Luoghi e pratiche del lavoro contemporaneo

 

Questa esposizione fotografica mostra un itinerario di esplorazione tra i paesaggi della produzione e del lavoro che raccoglie diverse esperienze di indagine compiute da Paolo Mazzo. 

Spazi dismessi mostrano il carattere di rovine contemporanee immobili entro una sospensione temporale, articolando al proprio interno paesaggi muti che segnano la forma di processi congelati nella memoria. 

All’interno degli spazi produttivi in azione, differenti relazioni tra uomo, macchina e sempre più presenti processi digitali di automazione evidenziano nuove dimensioni etiche ed estetiche del lavoro, comportando mutazioni di figure e competenze.

Nella consistenza dello spazio fisico e materiale, I luoghi del lavoro emergono come strutture in grado di segnare la propria presenza a scala territoriale, ma capaci di organizzare al proprio interno sguardi attenti e gesti pensati impegnati nei ritmi quotidiani di produzione.

Se lo spazio e i dispositivi di produzione costituiscono una infrastruttura di supporto a pratiche diversificate, al centro dell’attenzione è l’uomo come parte di un processo di transizione delle forme del lavoro che può condurre a una nuova geografia dei ruoli e delle relazioni.

 

Paolo Mazzo

Fotografo professionista dal 1993 realizza immagini per l'architettura, l'industria e il paesaggio urbano.
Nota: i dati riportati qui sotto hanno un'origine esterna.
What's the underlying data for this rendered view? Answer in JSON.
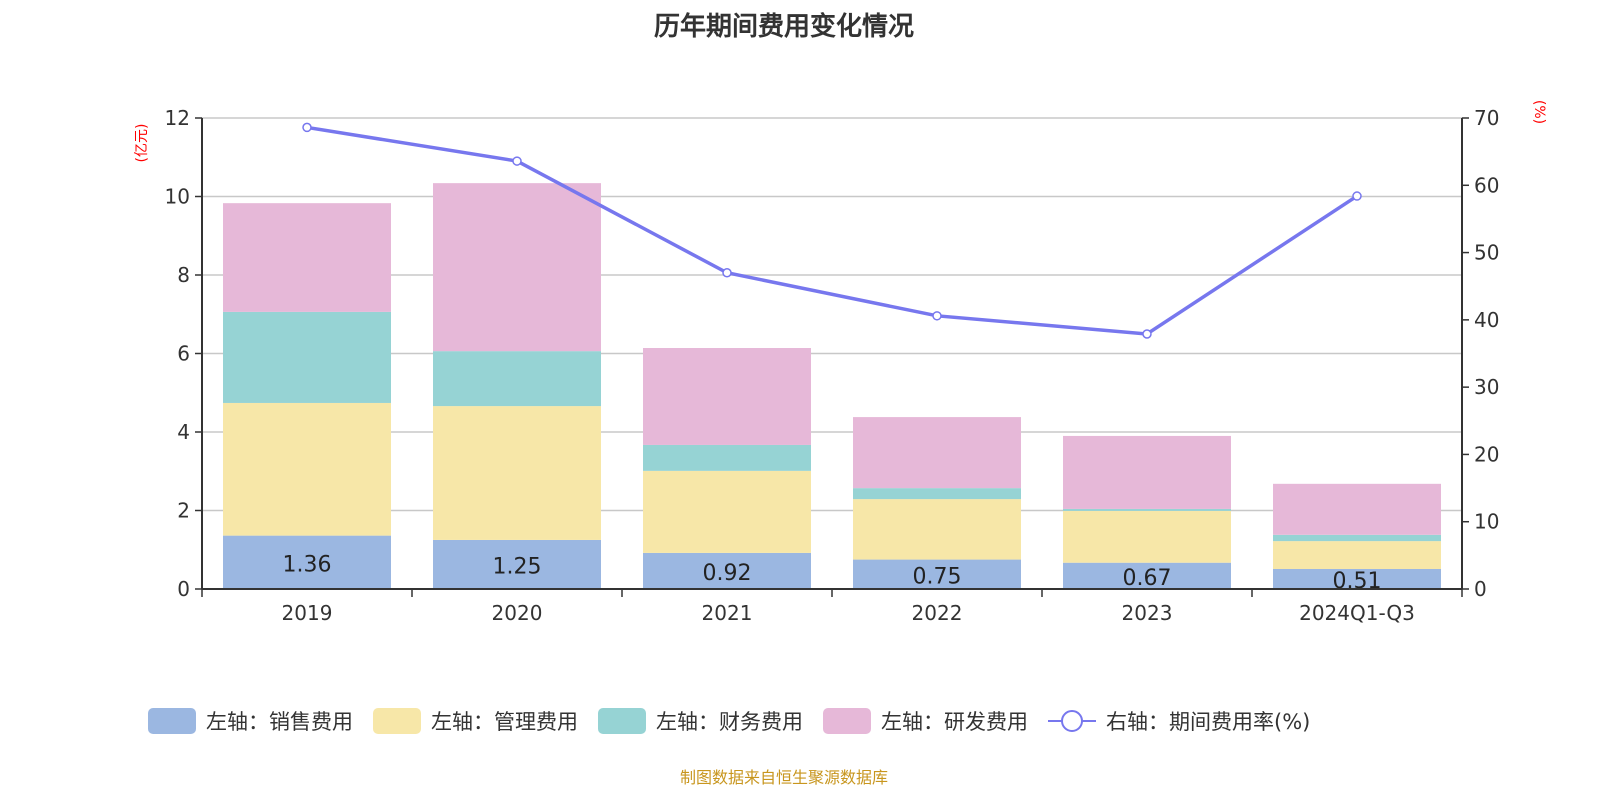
{
  "chart_data": {
    "type": "bar",
    "title": "历年期间费用变化情况",
    "source": "制图数据来自恒生聚源数据库",
    "categories": [
      "2019",
      "2020",
      "2021",
      "2022",
      "2023",
      "2024Q1-Q3"
    ],
    "left_axis": {
      "unit": "(亿元)",
      "range": [
        0,
        12
      ],
      "ticks": [
        0,
        2,
        4,
        6,
        8,
        10,
        12
      ]
    },
    "right_axis": {
      "unit": "(%)",
      "range": [
        0,
        70
      ],
      "ticks": [
        0,
        10,
        20,
        30,
        40,
        50,
        60,
        70
      ]
    },
    "grid": true,
    "legend_placement": "bottom",
    "stacked": true,
    "series": [
      {
        "name": "左轴：销售费用",
        "color": "#9bb7e1",
        "values": [
          1.36,
          1.25,
          0.92,
          0.75,
          0.67,
          0.51
        ],
        "labels": [
          "1.36",
          "1.25",
          "0.92",
          "0.75",
          "0.67",
          "0.51"
        ]
      },
      {
        "name": "左轴：管理费用",
        "color": "#f7e7a8",
        "values": [
          3.38,
          3.41,
          2.09,
          1.54,
          1.32,
          0.71
        ]
      },
      {
        "name": "左轴：财务费用",
        "color": "#96d3d4",
        "values": [
          2.32,
          1.4,
          0.66,
          0.28,
          0.05,
          0.16
        ]
      },
      {
        "name": "左轴：研发费用",
        "color": "#e6b8d8",
        "values": [
          2.77,
          4.28,
          2.47,
          1.81,
          1.86,
          1.3
        ]
      }
    ],
    "line": {
      "name": "右轴：期间费用率(%)",
      "color": "#7777ee",
      "values": [
        68.6,
        63.6,
        47.0,
        40.6,
        37.9,
        58.4
      ]
    }
  }
}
Autore di progetti fotografici a sfondo sociale o urbano, ha prodotto, tra gli altri, lavori sulla rigenerazione culturale di una dimenticata città mineraria (Arsia, Croatia); sul popolo profugo Sahrawi in Algeria (“Voci distanti dal Mare”, Napoli 1998; “Il Coraggio di essere un popolo”, Reggio Emilia 2002), o “Polvere di stelle” che guarda alla profonda ferita delle vittime dell'amianto a Monfalcone; oltre all'analisi urbanistica della città in cui ha a lungo vissuto (in F. Oliva, L'urbanistica di Milano, Hoepli editore, Milano 2002; e A. Arcidiacono, L. Pogliani (a cura di), Milano al futuro, et al./edizioni, Milano 2011). Il suo progetto Company Town, è stato esposto a Londra, dove viene analizzato lo sviluppo e la genesi di città cresciute attorno a importanti insediamenti produttivi (p.e. Zlin in Repubblica Ceca, Batovany in Slovaccchia , Nowa Huta in Polonia, e Hunedoara in Romania), o il lavoro sulla ex città mineraria di Anina (Romania), premiato alla biennale rumena di architettura del 2018 come miglior progetto per far diventare patrimonio il recupero della memoria di un ex sito industriale e inserito nel programma del festival di Castelnuovo nel 2019 dove è stato esposto con la direzione artistica di Elisabetta Portoghese e il comitato scientifico composto da Michela Becchis, Manuela De Leonardis e Simona Filippini. Dal 2002 collabora con gli atelier del primo e del sesto anno all’Accademia di Architettura di Mendrisio ed è stato dal 2007 al 2011 coordinatore della ISSI, l’international Summer School di Ivrea, che si occupa dei temi della città di Olivetti in trasformazione. Ha tenuto lezioni e workshop allo IUAV, al Politecnico di Milano e di Torino e alla scuola di fotografia di Milano cfp Bauer – ex Umanitaria. Ha vinto il premio “Marco Bastianelli-Opera Prima“ nel 2010 con il lavoro “Radici di ferro”, un progetto sul primo insediamento delle acciaierie Falck a Dongo (Como). Ha pubblicato nel 2019 con l'AASO (Associazione Archivio Storico Olivetti) il libro “Le case Olivetti a Ivrea: il lavoro dell’Arch. Tarpino e dell’Ufficio Consulenza Case Dipendenti” per l'editore Il Mulino (oggetto di una mostra all'interno del festival di architettura di Ivrea con la cura dell'AASO); nel 2020 esce un libro sulla villa palladiana di Caldogno edito da Bononia University Press con la cura di Gabriele Cappellato.